Fue una estupenda oportunidad para reflexionar y compartir algunas inquietudes…
Espiritualidad y salud van de la mano. La nueva filosofía personalista ya hablaba hace tiempo de la unidad psicosomática, algo que experimentamos todos los días. Resulta muy difícil que el cuerpo esté bien si el espíritu (y todo cuanto afecta al mundo emocional) anda mal.
Quizá por eso, decía Galeno que el buen médico necesariamente tenía que ser filósofo. A pesar del avance tecnológico y de la perfección de los fármacos, hay que afirmar el valor de un médico humanista, capaz no sólo de diagnosticar una enfermedad (curarla ya es otra cosa), sino de comprender el corazón humano. Lo cierto es que, muchas de nuestras enfermedades tienen ahí su origen o su agravamiento.
La misma Organización Mundial de la Salud definió la salud como el estado de completo bienestar físico, mental y social, y no sólo como la simple ausencia de enfermedad o invalidez. Un planteamiento sólo mecanicista o paliativo, al margen del alma humana, nos haría pagar un precio muy caro: me refiero a la angustia, al miedo y a la soledad, frente a la dura realidad de verse limitado, vulnerable y extremadamente solo.

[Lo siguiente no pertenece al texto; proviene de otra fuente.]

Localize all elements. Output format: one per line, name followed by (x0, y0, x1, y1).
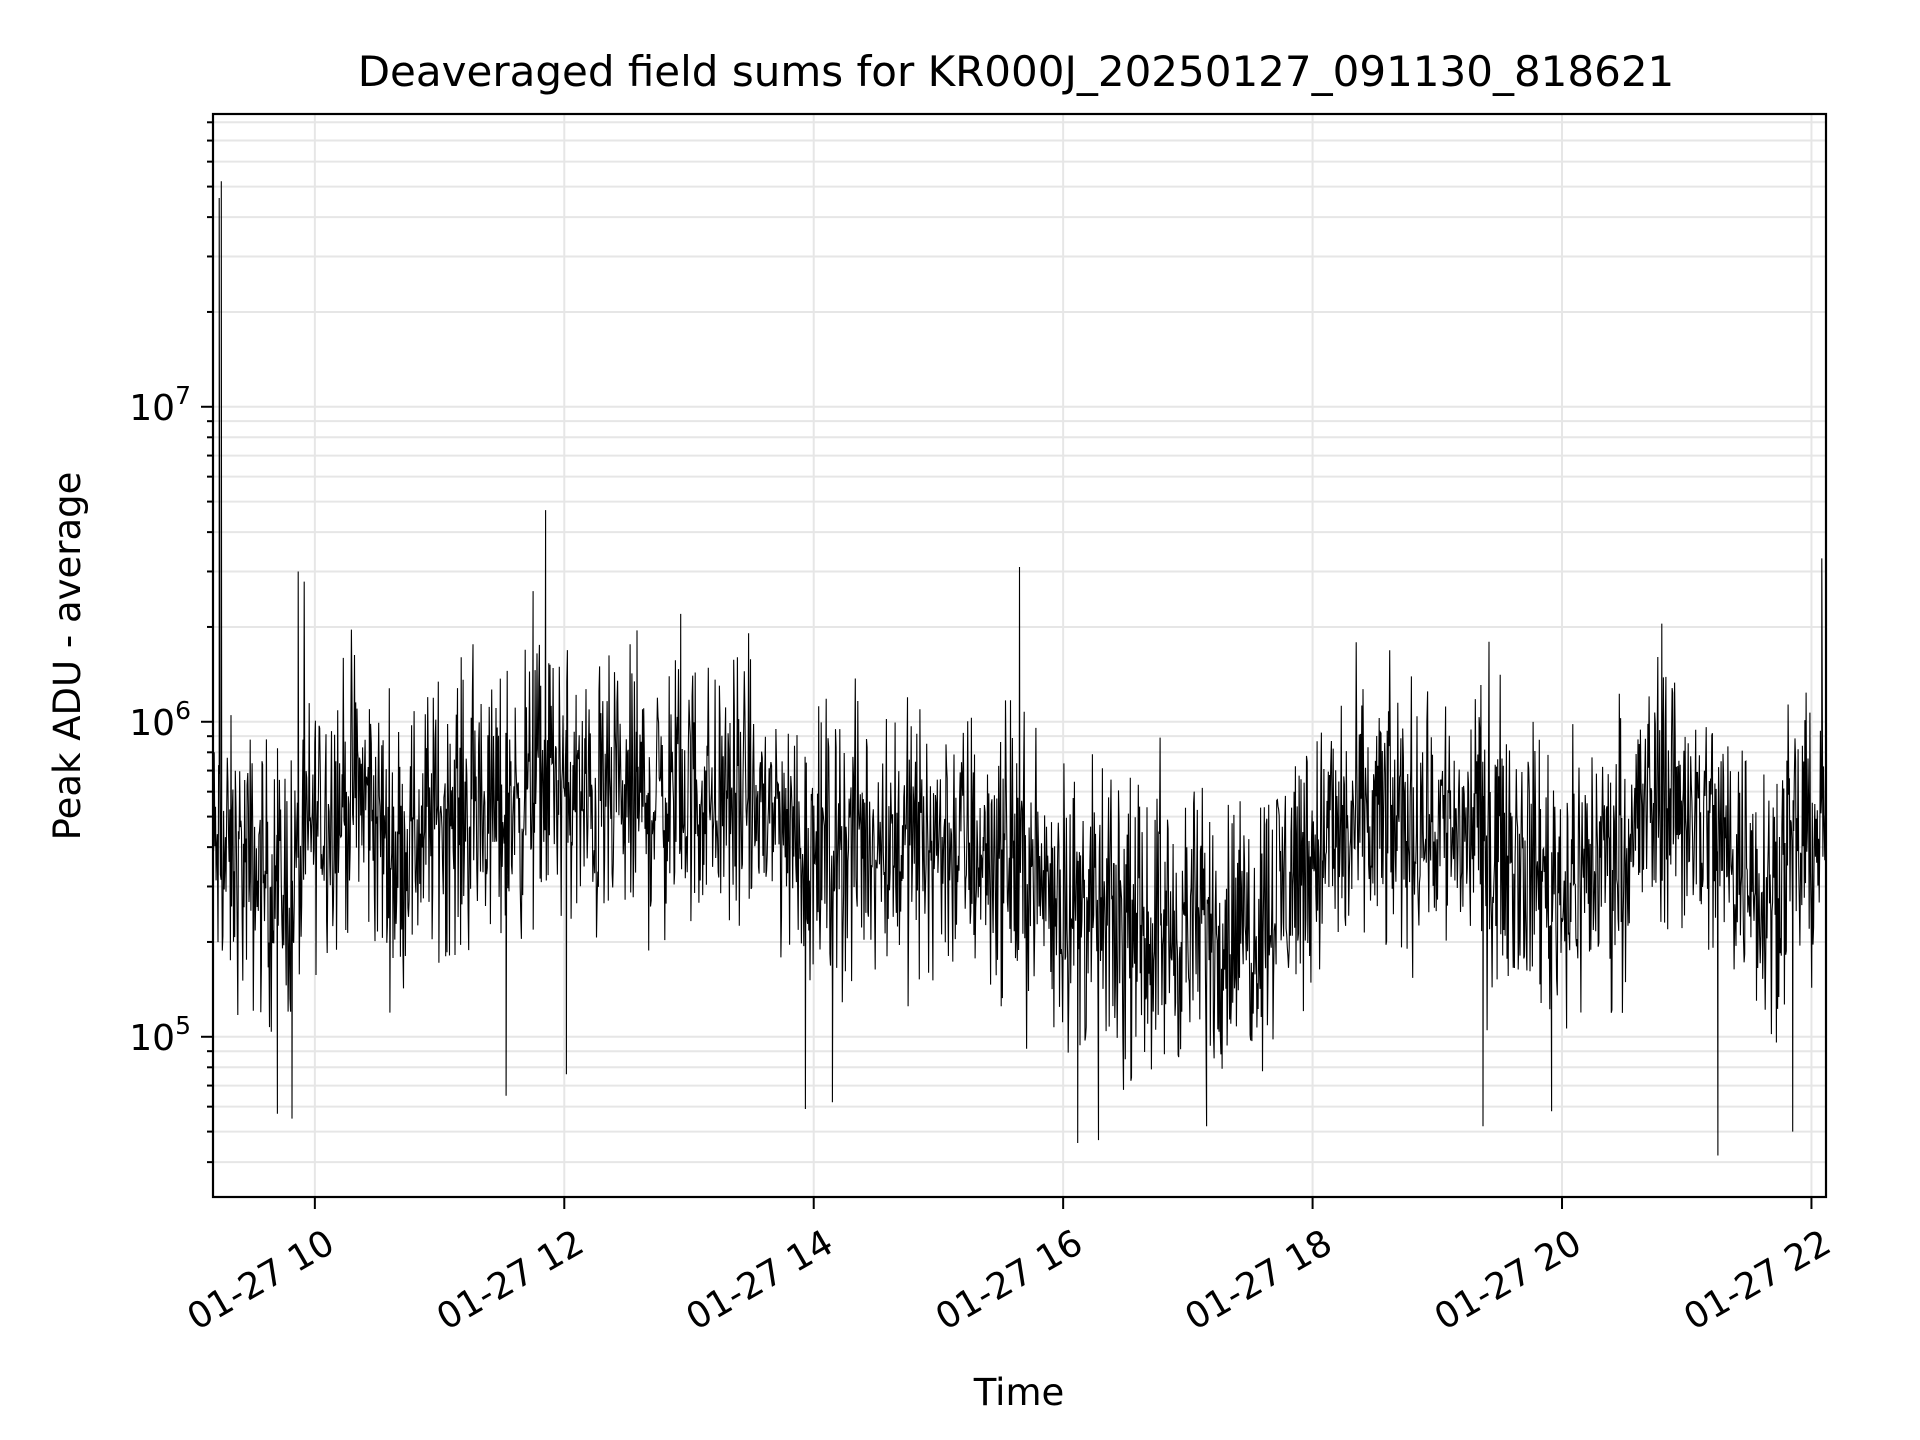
y-tick-exponent: 6 (175, 696, 191, 725)
x-axis-label: Time (973, 1371, 1065, 1414)
x-tick-label: 01-27 16 (929, 1222, 1090, 1338)
y-tick-exponent: 7 (175, 381, 191, 410)
y-tick-base: 10 (129, 703, 175, 744)
x-tick-label: 01-27 20 (1428, 1222, 1589, 1338)
y-tick-label: 107 (129, 381, 191, 429)
y-tick-label: 106 (129, 696, 191, 744)
axis-ticks: 01-27 10 01-27 12 01-27 14 01-27 16 01-27 18… (129, 121, 1838, 1339)
y-tick-exponent: 5 (175, 1011, 191, 1040)
y-axis-label: Peak ADU - average (46, 472, 89, 841)
chart-title: Deaveraged field sums for KR000J_2025012… (358, 47, 1675, 96)
plot-frame (211, 112, 1828, 1199)
y-tick-label: 105 (129, 1011, 191, 1059)
x-tick-label: 01-27 22 (1677, 1222, 1838, 1338)
y-tick-base: 10 (129, 388, 175, 429)
series-line (212, 181, 1827, 1156)
x-tick-label: 01-27 12 (430, 1222, 591, 1338)
x-tick-label: 01-27 10 (181, 1222, 342, 1338)
x-tick-label: 01-27 18 (1178, 1222, 1339, 1338)
y-tick-base: 10 (129, 1018, 175, 1059)
x-tick-label: 01-27 14 (680, 1222, 841, 1338)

Hace años leí un estudio realizado por una universidad norteamericana, en el que se afirmaba que las personas que asisten regularmente a la Misa o a los servicios religiosos de su iglesia, gozaban de un equilibrio y de una paz mucho mayor que la del resto de los humanos. Y es que el bienestar espiritual siempre está relacionado con la mejora de la calidad de la vida: se disminuye la ansiedad, el temor y el sentimiento de soledad.
Y en la salud, mejora la capacidad de asumir las consecuencias de la enfermedad e, incluso, de disfrutar del tiempo de vida que Dios nos da.
Los médicos y el personal de salud no pueden ignorar esto. Ni ellos, ni los familiares de los enfermos, si es que de verdad quieren apoyar a sus pacientes.
La conversación con un sacerdote, la oración personal y compartida, el encuentro con algún amigo del alma, el valor de la música o de la compañía… dan al enfermo un sentido más pleno y profundo de una vida que inevitablemente se acaba, pero no de cualquier manera, sino en el horizonte de una promesa llena de esperanza.
Esta es mi experiencia, después de años de acompañar a enfermos terminales, todavía capaces de decir y de escuchar una palabra definitiva.
Hoy la gente se agarra a la vida de forma compulsiva. Y quizá por ello, aunque la muerte nos rodee y salpique todos los días, nos resistimos a mirarla de frente. Toca aprender a vivir y a morir.